Chirundu Council Secretary, John Mwanza welcomed the locals and visiting delegates to the commemoration and expressed his happiness that Chirundu district was chosen as the venue because it has experienced cases of human trafficking and it was important the community around Chirundu learnt what to look out for.
In attendance were the senior government officials from the Ministry of Home Affairs under the Immigration department, Zambia Police Service, the Host the District Commissioner and representatives from the Council, the UN Team led by the Resident Coordinator Dr. Coumba Mar Gadio that comprised the IOM Chief of Mission Marianne Lane and UN Office on Drugs and Crime Country Coordinator Sharon Lesa Nyambe. Others in attendance were staff from Save the Children and learners from two local primary schools, among others.
Delivering her remarks, Dr. Mar Gadio, said every year thousands of men, women and children become victim to human trafficking. Human trafficking, often also referred to as modern day slavery, violates the rights of millions of people across the globe and has far reaching consequences for the human security and state security. She also highlighted that in the period between 2003 and 2016, 225,000 trafficking victims were detected, and unfortunately, there are many, many more hidden victims who need our help.
She highlighted that Zambia has not been spared from the scourge of human trafficking and
the country continues to be designated as a source, transit and destination country for trafficking in persons. The 2019 United States Department of State Global Trafficking in Persons Report highlights that most trafficking in Zambia occurs within the country’s borders (internal human trafficking) and involves women, men and children from rural areas becoming exploited in cities in domestic servitude or forced labour in agriculture, textile production, mining, construction, small businesses and forced begging, among others.
In addition, as we continue to reflect on the theme for this year’s World Day against Trafficking in Persons, we must take the opportunity to partner with the government to ensure that we protect victims and their rights and hold perpetrators accountable.

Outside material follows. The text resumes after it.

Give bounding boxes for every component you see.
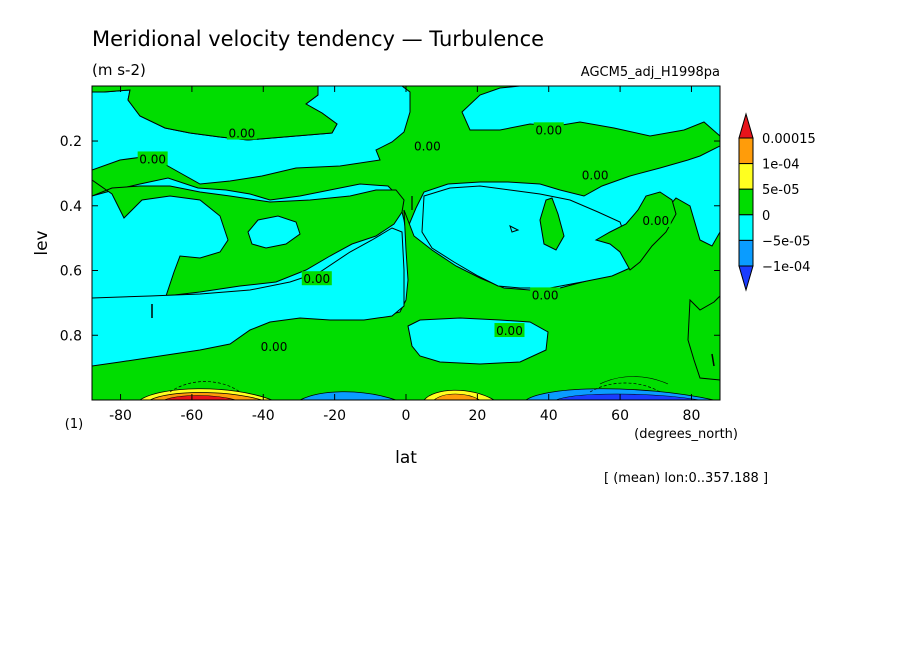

Alfred Haamunjo, District Commissioner for Chirundu, who represented the Minister of Home Affairs Stephen Kampyongo, MP, said in his remarks said that Zambia was now among the countries considered as low risk areas for trafficking. However, there was need for consented effort from government and its partners. He also highlighted that if left unchecked has the potential to threaten public safety and national security hence the need to curb the scourge.
He thanked the various stakeholders for the technical and financial support rendered for the implementation of various state programs aimed at combating the illegal vice.
During the community outreach events, the public were educated on the dangers of human trafficking, how they could potentially avoid it from taking place and what courses of actions one can take to report such illegal actives in their communities.